I have no problems admitting that Americans tend to be better at commercialization and marketing than Europeans. Yet, that is quite a different claim from Europeans not inventing things or creating innovations.
Something can be an innovation even if it is not particular successful in the market. A lot of innovative products create the foundations for later successful products. We see that in programming all the time with languages such as LISP, Smalltalk, Haskell, SML, Simula, Ada and others which may not have made it big in industry but were often crucial in inspiring other products that made it big in industry later.

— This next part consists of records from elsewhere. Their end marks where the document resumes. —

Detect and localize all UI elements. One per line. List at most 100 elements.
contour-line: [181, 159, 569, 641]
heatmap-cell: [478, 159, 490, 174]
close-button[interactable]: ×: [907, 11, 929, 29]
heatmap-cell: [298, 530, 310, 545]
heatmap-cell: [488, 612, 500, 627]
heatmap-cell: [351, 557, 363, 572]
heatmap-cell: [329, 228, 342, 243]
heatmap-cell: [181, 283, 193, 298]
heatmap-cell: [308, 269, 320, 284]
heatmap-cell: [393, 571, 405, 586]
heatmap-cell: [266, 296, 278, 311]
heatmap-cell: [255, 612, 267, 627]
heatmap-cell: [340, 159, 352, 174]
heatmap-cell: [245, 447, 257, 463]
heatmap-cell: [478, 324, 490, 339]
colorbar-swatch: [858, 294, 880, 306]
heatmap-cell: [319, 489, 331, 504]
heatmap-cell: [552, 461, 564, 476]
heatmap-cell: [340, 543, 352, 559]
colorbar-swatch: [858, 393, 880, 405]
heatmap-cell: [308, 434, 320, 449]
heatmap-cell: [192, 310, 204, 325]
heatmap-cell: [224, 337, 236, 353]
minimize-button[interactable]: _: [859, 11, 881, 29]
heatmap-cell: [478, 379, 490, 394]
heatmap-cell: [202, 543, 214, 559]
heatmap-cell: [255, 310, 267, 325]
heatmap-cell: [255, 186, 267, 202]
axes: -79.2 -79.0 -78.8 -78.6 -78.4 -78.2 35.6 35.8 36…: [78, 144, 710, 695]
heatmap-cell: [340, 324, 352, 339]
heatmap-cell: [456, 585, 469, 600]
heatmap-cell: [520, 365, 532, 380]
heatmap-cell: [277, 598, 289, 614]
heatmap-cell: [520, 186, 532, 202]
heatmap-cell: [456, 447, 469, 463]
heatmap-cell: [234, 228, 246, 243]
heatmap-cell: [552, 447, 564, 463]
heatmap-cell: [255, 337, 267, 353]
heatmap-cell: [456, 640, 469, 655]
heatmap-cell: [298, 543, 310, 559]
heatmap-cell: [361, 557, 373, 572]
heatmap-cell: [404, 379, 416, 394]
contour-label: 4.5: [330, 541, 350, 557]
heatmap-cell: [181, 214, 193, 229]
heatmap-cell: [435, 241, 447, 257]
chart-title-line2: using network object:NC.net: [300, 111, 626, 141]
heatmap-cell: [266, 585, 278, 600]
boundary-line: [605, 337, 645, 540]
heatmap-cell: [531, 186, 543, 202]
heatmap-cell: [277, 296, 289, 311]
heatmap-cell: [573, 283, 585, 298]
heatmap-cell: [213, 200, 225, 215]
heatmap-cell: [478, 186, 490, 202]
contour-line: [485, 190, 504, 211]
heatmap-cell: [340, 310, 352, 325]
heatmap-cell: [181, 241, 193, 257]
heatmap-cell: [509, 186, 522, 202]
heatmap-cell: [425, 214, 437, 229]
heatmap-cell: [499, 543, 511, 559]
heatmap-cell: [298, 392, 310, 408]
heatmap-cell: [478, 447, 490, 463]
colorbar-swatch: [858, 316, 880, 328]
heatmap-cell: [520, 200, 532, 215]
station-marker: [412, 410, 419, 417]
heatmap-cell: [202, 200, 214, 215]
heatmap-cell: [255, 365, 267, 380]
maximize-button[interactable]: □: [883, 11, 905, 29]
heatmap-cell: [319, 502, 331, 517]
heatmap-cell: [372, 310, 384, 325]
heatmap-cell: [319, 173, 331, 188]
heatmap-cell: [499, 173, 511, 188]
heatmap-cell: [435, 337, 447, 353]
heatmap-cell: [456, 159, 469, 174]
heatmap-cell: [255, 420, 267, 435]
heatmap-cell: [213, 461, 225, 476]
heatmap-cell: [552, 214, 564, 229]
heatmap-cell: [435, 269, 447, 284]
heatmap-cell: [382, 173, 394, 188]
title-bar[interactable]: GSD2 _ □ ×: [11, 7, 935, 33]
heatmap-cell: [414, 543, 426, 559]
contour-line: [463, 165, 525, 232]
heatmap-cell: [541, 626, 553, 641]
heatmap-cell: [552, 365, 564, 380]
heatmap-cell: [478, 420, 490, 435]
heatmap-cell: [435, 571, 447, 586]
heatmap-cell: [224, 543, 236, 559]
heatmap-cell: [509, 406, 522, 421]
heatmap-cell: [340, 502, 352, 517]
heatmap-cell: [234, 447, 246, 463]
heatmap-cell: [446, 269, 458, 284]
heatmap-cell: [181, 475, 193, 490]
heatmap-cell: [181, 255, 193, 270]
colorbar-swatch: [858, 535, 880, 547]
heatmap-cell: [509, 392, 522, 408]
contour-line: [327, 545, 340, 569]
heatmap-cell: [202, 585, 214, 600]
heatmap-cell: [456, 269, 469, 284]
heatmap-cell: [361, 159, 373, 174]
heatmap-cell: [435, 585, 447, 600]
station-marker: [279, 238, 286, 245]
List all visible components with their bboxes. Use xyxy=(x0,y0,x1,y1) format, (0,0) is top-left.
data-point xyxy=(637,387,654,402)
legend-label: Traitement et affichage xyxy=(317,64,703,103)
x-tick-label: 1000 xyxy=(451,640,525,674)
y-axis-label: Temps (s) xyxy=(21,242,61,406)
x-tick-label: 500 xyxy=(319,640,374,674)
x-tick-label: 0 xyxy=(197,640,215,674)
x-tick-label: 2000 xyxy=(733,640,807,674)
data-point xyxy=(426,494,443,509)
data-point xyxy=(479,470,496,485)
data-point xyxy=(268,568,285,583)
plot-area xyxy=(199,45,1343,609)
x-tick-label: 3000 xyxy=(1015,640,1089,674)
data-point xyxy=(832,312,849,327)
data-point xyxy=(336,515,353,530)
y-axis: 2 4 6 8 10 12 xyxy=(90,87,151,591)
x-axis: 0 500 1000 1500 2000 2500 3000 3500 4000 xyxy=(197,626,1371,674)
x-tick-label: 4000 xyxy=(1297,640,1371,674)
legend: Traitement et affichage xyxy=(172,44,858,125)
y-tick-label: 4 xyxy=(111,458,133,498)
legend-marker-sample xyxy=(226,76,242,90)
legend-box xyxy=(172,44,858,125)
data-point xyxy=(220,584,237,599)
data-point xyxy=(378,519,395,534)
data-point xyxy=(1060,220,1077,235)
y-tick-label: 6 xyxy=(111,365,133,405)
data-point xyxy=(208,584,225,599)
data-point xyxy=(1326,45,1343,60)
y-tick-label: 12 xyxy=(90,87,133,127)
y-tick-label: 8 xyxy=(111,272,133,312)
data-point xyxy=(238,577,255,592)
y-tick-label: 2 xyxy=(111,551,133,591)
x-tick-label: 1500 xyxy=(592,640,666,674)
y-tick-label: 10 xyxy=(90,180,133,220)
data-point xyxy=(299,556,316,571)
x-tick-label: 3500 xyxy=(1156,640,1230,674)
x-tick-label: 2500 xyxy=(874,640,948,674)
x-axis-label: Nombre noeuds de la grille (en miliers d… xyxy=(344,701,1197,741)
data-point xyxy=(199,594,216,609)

Necomen steam engines was not that big of a commercial success as the James Watt steam engine but was a crucial earlier phase to make James Watt engine possible in the first place.
Just to remark on Fraunhofer. Usless research going nowhere or not being able to predict the future is hardly some unique European trait. Xerox Parc invented one thing after the other and Xerox itself failed to see to the potential or commercialize most of it. You had people like Steve Jobs who saw the potential for some of the technologies.
I have seen my fair share of failed technologies over the years. Many of them from the US. That is kind of how markets work. Somewhat by necessity one has to try a variety of things before hitting upon true innovation. The whole Multi Media thing was hype all over industry for a long time. Hardly unique to Fraunhofer. Most companies failed to catch onto the importance of the internet.